What Is Third-Hand Smoke? Skin Exposure 'Mimics' The Impacts Of Actual Smoking

Ateam of researchers has found another means by which smoking may impact people's health. It's via third-hand smoke, which may induce skin diseases and even "mimic" the harmful impacts of actual smoking.

It is widely known that smoking is not good for health, and so is exposure to second-hand smoke. But perhaps not everyone is aware of third-hand smoke (THS).

THS is made up of the residual tobacco smoke pollutants that stay on dust and surfaces after smoking tobacco, the researchers explained in their paper, published in eBioMedicine. It may be "re-emitted into the gas phase; or react with oxidants and other compounds in the environment to yield secondary pollutants."

According to the researchers, there is a "general lack of knowledge" on the exact health impacts of exposure to THS on human health.

For their work, the researchers conducted a clinical investigation with 10 healthy, non-smoking subjects between 22 to 45 years old. During the three-hour trials, the subjects wore clothes that were either clean or laced with THS. And each hour, they exercised on a treadmill for about 15 minutes to induce sweating and "increase dermal uptake."

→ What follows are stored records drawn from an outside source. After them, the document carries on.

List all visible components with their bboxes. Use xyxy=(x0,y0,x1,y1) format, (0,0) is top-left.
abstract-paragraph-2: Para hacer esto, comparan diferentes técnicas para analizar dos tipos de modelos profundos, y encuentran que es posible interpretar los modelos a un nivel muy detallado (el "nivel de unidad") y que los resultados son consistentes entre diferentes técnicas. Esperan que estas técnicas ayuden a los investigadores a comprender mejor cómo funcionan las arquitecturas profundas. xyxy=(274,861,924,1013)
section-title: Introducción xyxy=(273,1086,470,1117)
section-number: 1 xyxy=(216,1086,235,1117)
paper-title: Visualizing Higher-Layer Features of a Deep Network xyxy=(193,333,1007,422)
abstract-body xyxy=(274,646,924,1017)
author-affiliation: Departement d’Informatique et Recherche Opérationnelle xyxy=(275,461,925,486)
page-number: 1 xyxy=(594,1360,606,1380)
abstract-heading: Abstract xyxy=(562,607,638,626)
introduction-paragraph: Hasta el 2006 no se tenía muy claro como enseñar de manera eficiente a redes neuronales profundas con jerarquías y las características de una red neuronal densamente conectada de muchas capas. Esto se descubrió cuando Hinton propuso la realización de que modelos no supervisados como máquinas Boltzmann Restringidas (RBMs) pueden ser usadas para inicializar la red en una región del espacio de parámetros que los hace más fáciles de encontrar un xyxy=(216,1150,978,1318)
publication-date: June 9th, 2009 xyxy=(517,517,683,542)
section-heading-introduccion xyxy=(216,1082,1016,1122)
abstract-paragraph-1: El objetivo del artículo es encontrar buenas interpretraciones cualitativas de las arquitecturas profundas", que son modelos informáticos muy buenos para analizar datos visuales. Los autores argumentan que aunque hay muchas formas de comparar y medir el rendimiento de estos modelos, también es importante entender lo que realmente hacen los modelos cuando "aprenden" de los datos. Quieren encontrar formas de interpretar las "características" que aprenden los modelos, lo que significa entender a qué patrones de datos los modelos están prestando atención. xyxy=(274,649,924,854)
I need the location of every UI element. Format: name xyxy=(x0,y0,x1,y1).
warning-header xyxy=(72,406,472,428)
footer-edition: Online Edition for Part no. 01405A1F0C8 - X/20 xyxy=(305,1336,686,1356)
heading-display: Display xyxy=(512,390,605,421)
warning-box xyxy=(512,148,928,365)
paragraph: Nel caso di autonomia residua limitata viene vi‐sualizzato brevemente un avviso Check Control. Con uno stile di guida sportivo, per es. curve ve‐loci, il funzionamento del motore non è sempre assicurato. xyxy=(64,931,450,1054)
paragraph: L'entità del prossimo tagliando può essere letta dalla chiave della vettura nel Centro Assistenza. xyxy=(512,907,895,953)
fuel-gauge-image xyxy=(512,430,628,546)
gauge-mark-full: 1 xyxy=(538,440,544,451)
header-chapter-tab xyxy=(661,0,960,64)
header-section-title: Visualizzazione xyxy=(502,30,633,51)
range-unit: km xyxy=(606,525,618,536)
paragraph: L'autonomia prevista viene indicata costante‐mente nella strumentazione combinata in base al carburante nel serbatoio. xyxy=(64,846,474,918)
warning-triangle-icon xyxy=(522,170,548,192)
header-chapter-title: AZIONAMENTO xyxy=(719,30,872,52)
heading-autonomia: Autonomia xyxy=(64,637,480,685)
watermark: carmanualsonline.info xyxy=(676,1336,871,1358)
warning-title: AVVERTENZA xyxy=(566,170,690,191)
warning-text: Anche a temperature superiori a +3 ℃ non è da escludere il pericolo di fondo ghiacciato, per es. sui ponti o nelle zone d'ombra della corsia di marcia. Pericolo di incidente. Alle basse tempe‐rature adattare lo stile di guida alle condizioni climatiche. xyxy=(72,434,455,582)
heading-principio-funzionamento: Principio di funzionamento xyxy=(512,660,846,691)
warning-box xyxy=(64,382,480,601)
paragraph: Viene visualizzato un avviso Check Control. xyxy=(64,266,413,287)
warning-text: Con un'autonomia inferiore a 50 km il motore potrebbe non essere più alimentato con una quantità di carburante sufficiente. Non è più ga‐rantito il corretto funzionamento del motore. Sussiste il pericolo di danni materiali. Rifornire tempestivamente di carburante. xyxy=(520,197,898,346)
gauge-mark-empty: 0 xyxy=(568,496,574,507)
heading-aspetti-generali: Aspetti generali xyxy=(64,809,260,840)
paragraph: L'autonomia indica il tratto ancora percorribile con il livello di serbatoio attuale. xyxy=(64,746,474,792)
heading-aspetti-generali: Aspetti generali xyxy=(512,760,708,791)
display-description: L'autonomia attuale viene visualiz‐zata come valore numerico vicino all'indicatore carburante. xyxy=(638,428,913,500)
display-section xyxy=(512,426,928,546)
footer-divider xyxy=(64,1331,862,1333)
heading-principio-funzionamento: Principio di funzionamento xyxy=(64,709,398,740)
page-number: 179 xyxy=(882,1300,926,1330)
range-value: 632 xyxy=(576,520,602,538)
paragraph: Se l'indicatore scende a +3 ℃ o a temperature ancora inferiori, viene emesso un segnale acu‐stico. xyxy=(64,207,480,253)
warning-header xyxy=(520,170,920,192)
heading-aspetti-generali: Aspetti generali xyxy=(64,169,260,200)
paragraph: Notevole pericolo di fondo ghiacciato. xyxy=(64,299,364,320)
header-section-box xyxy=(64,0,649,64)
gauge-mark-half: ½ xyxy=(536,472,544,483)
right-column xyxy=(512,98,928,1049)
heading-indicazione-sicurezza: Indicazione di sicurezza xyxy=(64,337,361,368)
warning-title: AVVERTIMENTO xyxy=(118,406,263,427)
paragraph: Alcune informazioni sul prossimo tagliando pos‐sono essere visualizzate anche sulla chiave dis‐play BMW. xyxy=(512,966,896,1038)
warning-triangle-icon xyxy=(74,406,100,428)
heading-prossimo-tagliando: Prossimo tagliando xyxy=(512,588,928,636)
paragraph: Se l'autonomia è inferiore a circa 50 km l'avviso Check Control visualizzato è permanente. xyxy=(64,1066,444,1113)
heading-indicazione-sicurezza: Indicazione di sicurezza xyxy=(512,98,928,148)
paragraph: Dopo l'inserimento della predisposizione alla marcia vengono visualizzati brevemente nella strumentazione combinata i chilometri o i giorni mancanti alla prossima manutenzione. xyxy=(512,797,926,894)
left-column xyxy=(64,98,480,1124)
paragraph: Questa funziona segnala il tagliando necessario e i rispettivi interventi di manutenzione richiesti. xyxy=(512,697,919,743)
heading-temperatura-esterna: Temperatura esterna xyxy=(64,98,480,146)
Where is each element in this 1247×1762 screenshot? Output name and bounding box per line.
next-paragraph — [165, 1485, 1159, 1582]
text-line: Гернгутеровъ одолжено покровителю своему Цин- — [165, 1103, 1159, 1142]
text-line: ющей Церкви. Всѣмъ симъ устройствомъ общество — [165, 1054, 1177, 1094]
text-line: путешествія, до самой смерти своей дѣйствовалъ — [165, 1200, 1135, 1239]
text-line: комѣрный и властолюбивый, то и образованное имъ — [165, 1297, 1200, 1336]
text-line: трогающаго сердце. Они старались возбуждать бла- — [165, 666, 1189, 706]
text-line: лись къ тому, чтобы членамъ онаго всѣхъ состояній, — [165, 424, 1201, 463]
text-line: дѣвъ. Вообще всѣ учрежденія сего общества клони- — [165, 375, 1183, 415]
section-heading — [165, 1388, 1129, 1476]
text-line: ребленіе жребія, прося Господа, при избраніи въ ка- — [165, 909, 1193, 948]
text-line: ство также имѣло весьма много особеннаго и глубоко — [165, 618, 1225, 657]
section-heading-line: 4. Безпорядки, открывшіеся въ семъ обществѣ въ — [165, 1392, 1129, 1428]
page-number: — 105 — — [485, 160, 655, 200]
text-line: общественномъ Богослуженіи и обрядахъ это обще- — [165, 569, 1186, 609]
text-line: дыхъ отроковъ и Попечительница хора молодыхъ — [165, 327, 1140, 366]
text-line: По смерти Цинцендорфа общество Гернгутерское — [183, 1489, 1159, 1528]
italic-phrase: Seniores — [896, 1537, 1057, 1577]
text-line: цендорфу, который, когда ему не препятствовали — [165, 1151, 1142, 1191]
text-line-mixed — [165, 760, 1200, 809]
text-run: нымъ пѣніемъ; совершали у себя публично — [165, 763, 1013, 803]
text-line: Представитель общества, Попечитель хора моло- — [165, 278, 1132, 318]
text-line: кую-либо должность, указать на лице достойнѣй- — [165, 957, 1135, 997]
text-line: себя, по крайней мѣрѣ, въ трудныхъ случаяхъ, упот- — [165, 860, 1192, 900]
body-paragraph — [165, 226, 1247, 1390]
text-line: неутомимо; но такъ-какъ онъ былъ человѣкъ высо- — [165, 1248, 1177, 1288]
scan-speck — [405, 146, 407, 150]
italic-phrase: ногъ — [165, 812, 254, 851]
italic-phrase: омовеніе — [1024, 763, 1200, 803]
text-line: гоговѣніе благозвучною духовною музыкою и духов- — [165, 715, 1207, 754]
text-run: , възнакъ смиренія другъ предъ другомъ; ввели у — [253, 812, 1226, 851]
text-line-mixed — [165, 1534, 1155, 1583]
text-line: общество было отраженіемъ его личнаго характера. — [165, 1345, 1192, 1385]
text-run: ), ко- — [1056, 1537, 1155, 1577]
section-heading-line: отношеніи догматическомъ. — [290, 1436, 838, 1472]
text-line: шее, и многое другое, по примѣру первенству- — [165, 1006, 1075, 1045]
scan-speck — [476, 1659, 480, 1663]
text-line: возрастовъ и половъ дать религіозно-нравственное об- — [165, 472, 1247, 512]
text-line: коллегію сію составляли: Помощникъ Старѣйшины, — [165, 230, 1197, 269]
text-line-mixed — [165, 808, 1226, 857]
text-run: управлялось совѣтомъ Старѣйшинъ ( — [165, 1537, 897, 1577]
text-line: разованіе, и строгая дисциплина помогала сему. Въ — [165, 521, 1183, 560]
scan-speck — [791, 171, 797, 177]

"The order of the exposures was randomized and separated by 20-30 days," the researchers noted. "Each participant received both exposures."

Plasma and urine samples were collected prior to the exposure as well as three and eight hours after, when they woke up the next morning and 22 hours after the exposure.

Indeed, the researchers found that those who were exposed to THS had elevated levels of "urinary biomarkers of oxidative damage to DNA, lipids and proteins." These even stayed elevated even after they were no longer exposed.

"We found exposure of human skin to THS initiates mechanisms of inflammatory skin disease, and elevates urinary biomarkers of oxidative harm, which could lead to other diseases, such as cancer, heart disease and atherosclerosis," one of the study authors, Shane Sakamaki-Ching, who graduated from the University of California-Riverside (UCR), said in the university news release.

The impacts are similar to or "mimics" the ones observed in actual cigarette smokers, the researchers said. And while the exposures during the study were brief, and thus were "unlikely" to cause skin disease, the markers that the researchers found were "associated with early-stage activation of contact dermatitis, psoriasis and other skin conditions."

Skin diseases such as allergic contact dermatitis and psoriasis have been linked to cigarette use, researchers said.

"These results demonstrate acute dermal THS exposure is not only harmful to humans, but also has the potential to initiate diseases," they wrote.

This sheds light on just how THS may impact people, perhaps even without knowing it.

"If you buy a used car previously owned by a smoker, you are putting yourself at some health risk. If you go to a casino that allows smoking, you are exposing your skin to THS," the study's corresponding author, Prue Talbot of UCR, said in the news release. "The same applies to staying in a hotel room that was previously occupied by a smoker."

As such, the results of the study may help doctors in diagnosing people who have a history of exposure to THS and also guide policies in limiting THS exposures.